Who saw only waste instead of as abundance
And so he fled to enemies of Jesus and asked for money
To betray Jesus
And in so doing,   It seems to me     He digs a hole
In which to hide
And miss the light of life itself
He cannot tolerate the abundance he had seen
Thinking it misspent
And then, when he does betray, he finds the silver he received  
To be without gleam without light
And tries to rid himself of it
Flinging the silver on the floor at the feet of those who had given it to him….
And ends up in the darkest part of life
With his own realization that he had in betraying Jesus thrown
Away all with worth…
Judas ends up making his own noose, dying, and the flung back silver purchases a burial ground where foreigners, those not welcomed were shut away even in burial..
This parable isn’t about money, it just sounds that way.
Its about many aspects of our life with God,
Of our abundant moments in which to seek to know God
Who seeks us always…
not holding back from us
not hiding away from us
not digging a hole to bury us, but rather welcoming us…
in the life of Jesus, who comes to save us from ourselves
And to tell us that in him, even our darkness has light
With him, our scarcity has abundance.
Jesus, born to be the Light of the World
Lets us see
With a new light that reflects for us
That abundance is not money piled high
Not money stored away a future day
Nor success instead of failure
Nor weapons to make us feel secure
Nor health that makes us feel we will not ail
Abundance is the love of God
Shared with us by the loving hand of God who trusts us
And asks us
Journey with me
That others may see
There is an ancient hymn that helps us see new light
and the words include this
“Poor Judas in despair flung silver on the floor…”
It goes on in the imagined voice of Judas
“that field was meant to be a final place for me
But Jesus came to save me
By dying life    He gave me.”   And the writer gives Judas joy to sing, telling us “Sing praise and adoration to God for our salvation.”
Yes, Jesus says for all he has come, for our salvation.

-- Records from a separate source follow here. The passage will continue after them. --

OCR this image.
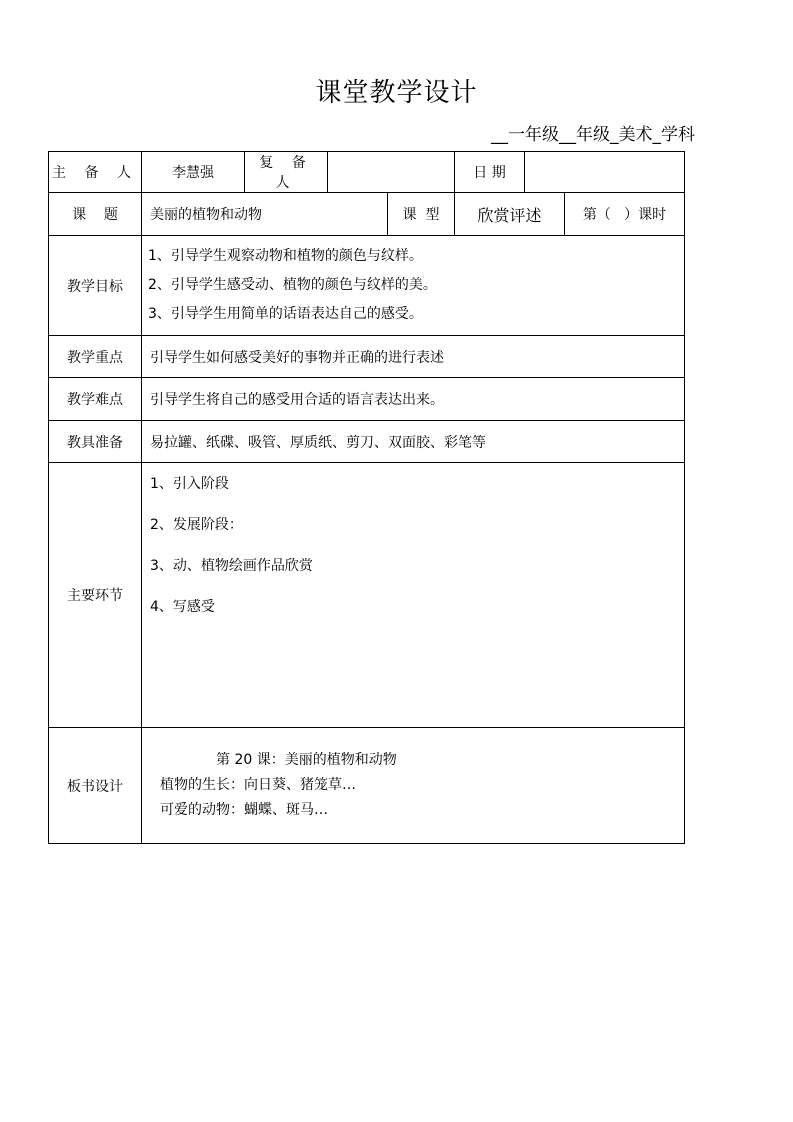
课堂教学设计
__一年级__年级_美术_学科
主 备 人	李慧强	复 备 人			日 期		
课    题	美丽的植物和动物			课  型	欣赏评述		第（   ）课时
教学目标	1、引导学生观察动物和植物的颜色与纹样。
2、引导学生感受动、植物的颜色与纹样的美。
3、引导学生用简单的话语表达自己的感受。						

教学重点	引导学生如何感受美好的事物并正确的进行表述						
教学难点	引导学生将自己的感受用合适的语言表达出来。						
教具准备	易拉罐、纸碟、吸管、厚质纸、剪刀、双面胶、彩笔等						
主要环节	1、引入阶段
2、发展阶段：
3、动、植物绘画作品欣赏
4、写感受						

板书设计	第 20 课：美丽的植物和动物
植物的生长：向日葵、猪笼草…
可爱的动物：蝴蝶、斑马…						
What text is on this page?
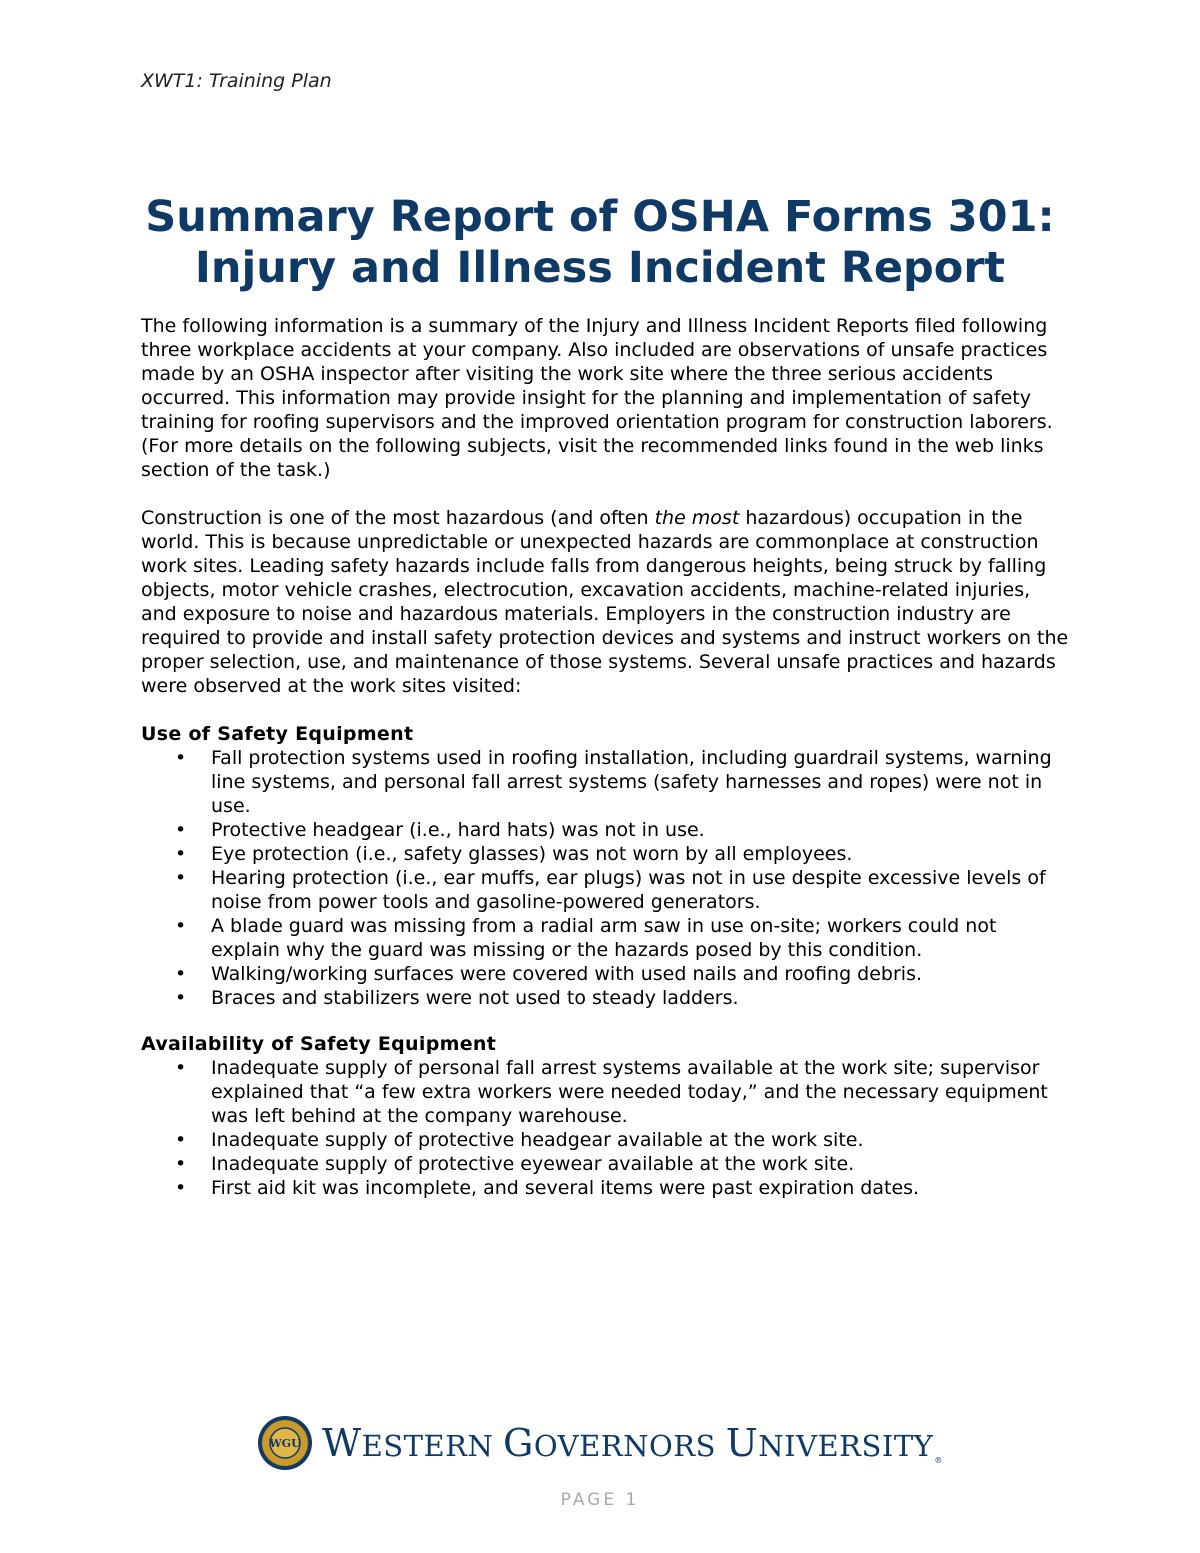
XWT1: Training Plan
Summary Report of OSHA Forms 301:
Injury and Illness Incident Report

The following information is a summary of the Injury and Illness Incident Reports filed following three workplace accidents at your company. Also included are observations of unsafe practices made by an OSHA inspector after visiting the work site where the three serious accidents occurred. This information may provide insight for the planning and implementation of safety training for roofing supervisors and the improved orientation program for construction laborers. (For more details on the following subjects, visit the recommended links found in the web links section of the task.)

Construction is one of the most hazardous (and often the most hazardous) occupation in the world. This is because unpredictable or unexpected hazards are commonplace at construction work sites. Leading safety hazards include falls from dangerous heights, being struck by falling objects, motor vehicle crashes, electrocution, excavation accidents, machine-related injuries, and exposure to noise and hazardous materials. Employers in the construction industry are required to provide and install safety protection devices and systems and instruct workers on the proper selection, use, and maintenance of those systems. Several unsafe practices and hazards were observed at the work sites visited:

Use of Safety Equipment
• Fall protection systems used in roofing installation, including guardrail systems, warning line systems, and personal fall arrest systems (safety harnesses and ropes) were not in use.
• Protective headgear (i.e., hard hats) was not in use.
• Eye protection (i.e., safety glasses) was not worn by all employees.
• Hearing protection (i.e., ear muffs, ear plugs) was not in use despite excessive levels of noise from power tools and gasoline-powered generators.
• A blade guard was missing from a radial arm saw in use on-site; workers could not explain why the guard was missing or the hazards posed by this condition.
• Walking/working surfaces were covered with used nails and roofing debris.
• Braces and stabilizers were not used to steady ladders.
Availability of Safety Equipment
• Inadequate supply of personal fall arrest systems available at the work site; supervisor explained that “a few extra workers were needed today,” and the necessary equipment was left behind at the company warehouse.
• Inadequate supply of protective headgear available at the work site.
• Inadequate supply of protective eyewear available at the work site.
• First aid kit was incomplete, and several items were past expiration dates.
WGU WESTERN GOVERNORS UNIVERSITY®
PAGE 1
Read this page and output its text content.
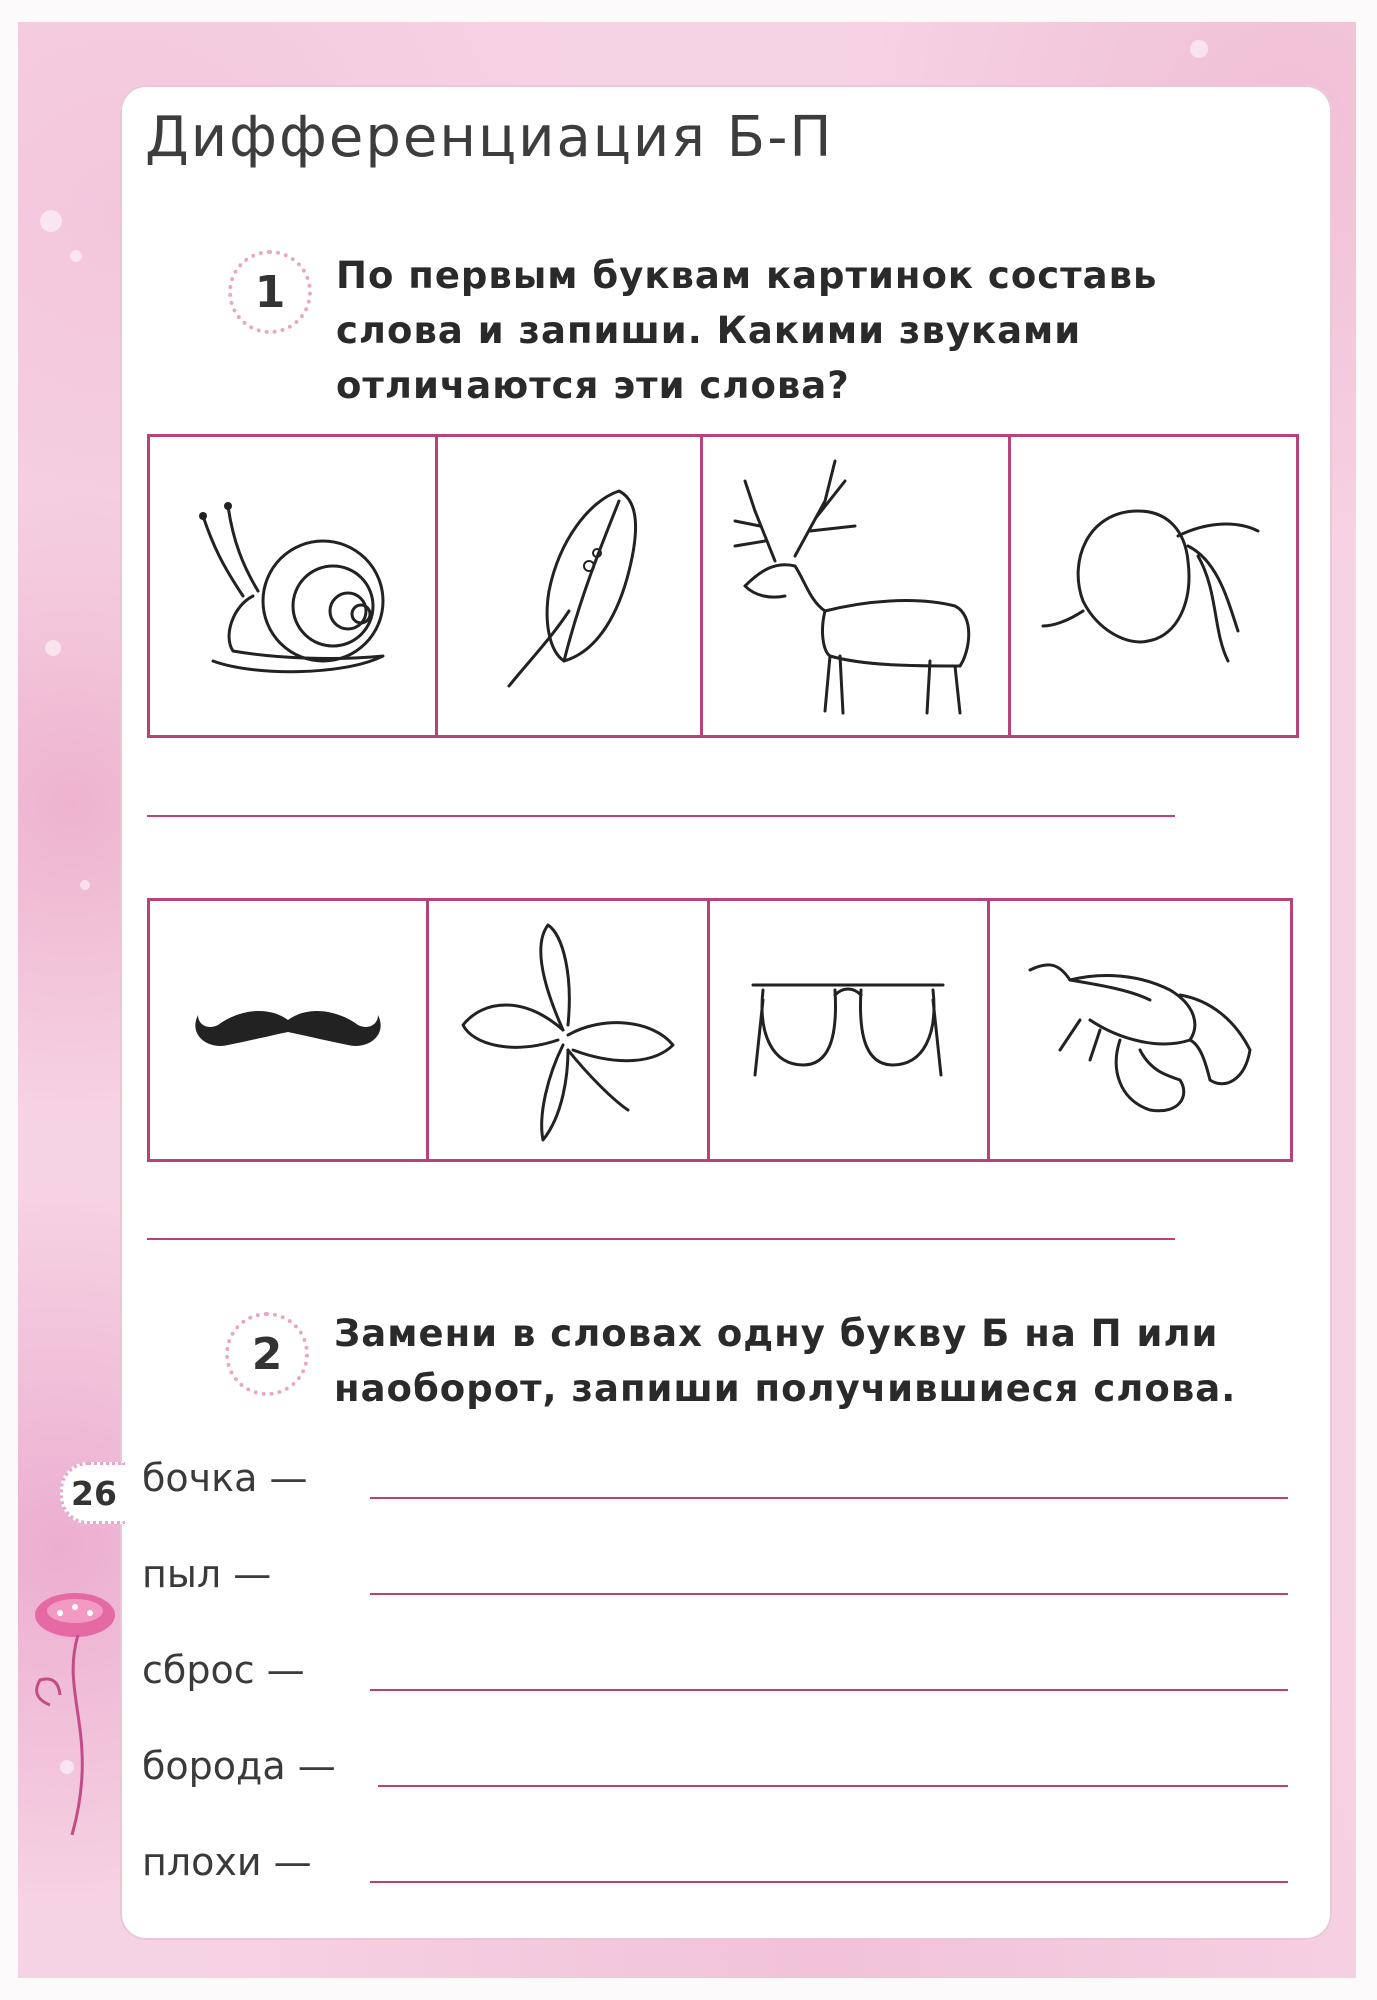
Дифференциация Б-П
1 По первым буквам картинок составь
слова и запиши. Какими звуками
отличаются эти слова?
2 Замени в словах одну букву Б на П или
наоборот, запиши получившиеся слова.
26 бочка —
пыл —
сброс —
борода —
плохи —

For Judas and for us.
Yes, Jesus says I am the light of the World.
Yes, Jesus says, to all nations and all people,
Come into the abundance I provide.
And so we with Peter and Judas and all the betrayers of God
Need not bury ourselves away
For God has poured out for us
Abundant Love in which there is unending light
Through which we can live in the world and with all those in it
In new ways.                 Thanks be to Christ.   Amen!